Nine days after the malicious software, sometimes called a worm, was seeded across Ukrainian companies and government agencies by a weakly secured tax software firm, officials have yet to provide a comprehensive assessment of what happened.
However, an outline of the worm’s furious spread is beginning to emerge. On Wednesday, the firm behind the rogue tax software told reporters that its program had been present on 1 million machines. The same day, National Bank of Ukraine official Anton Kudin told a workshop that a third of the nation’s banks had been affected, according to a summary of his remarks posted online. Earlier this week, Ukraine’s Infrastructure Minister Volodymyr Omelyan told the AP that damage at his department alone ran into the millions of dollars.
Cybersecurity expert Victor Zhora, who is helping several clients affected by the attack, on Thursday called Shymkiv’s figure “rather realistic,” adding that he alone was aware of infections on between 2,500 to 3,000 devices.

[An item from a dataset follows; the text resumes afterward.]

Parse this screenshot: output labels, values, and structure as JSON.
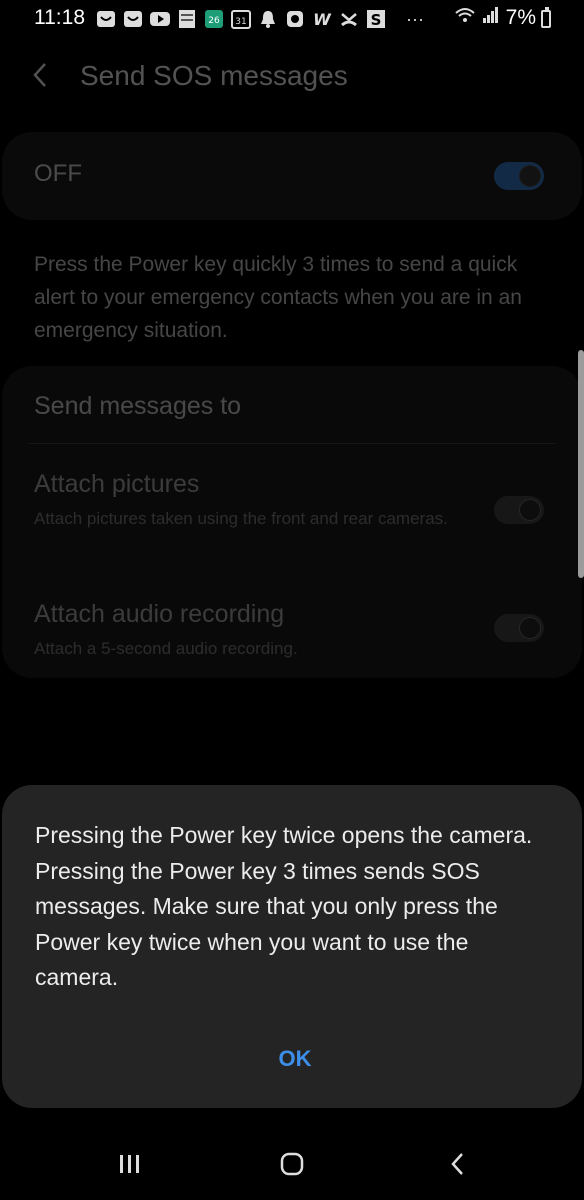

Companies around the world that were likewise affected by the attack, including the world’s biggest shipper and Russia’s main oil producer, are also tallying the harm done.
On Thursday, British consumer goods company Reckitt Benckiser warned that the cyberattack, which disrupted its ability to both manufacture and distribute products, would hurt its overall earnings. It lowered its forecast for full-year net revenue growth to 2 percent, from 3 percent previously.
“Some of our factories are currently still not operating normally, but plans are in place to return to full operation,” the company said in a statement to shareholders.
Ukraine blames Russia for the attack, an allegation President Vladimir Putin’s spokesman Dmitry Peskov on Thursday dismissed as “absurd.”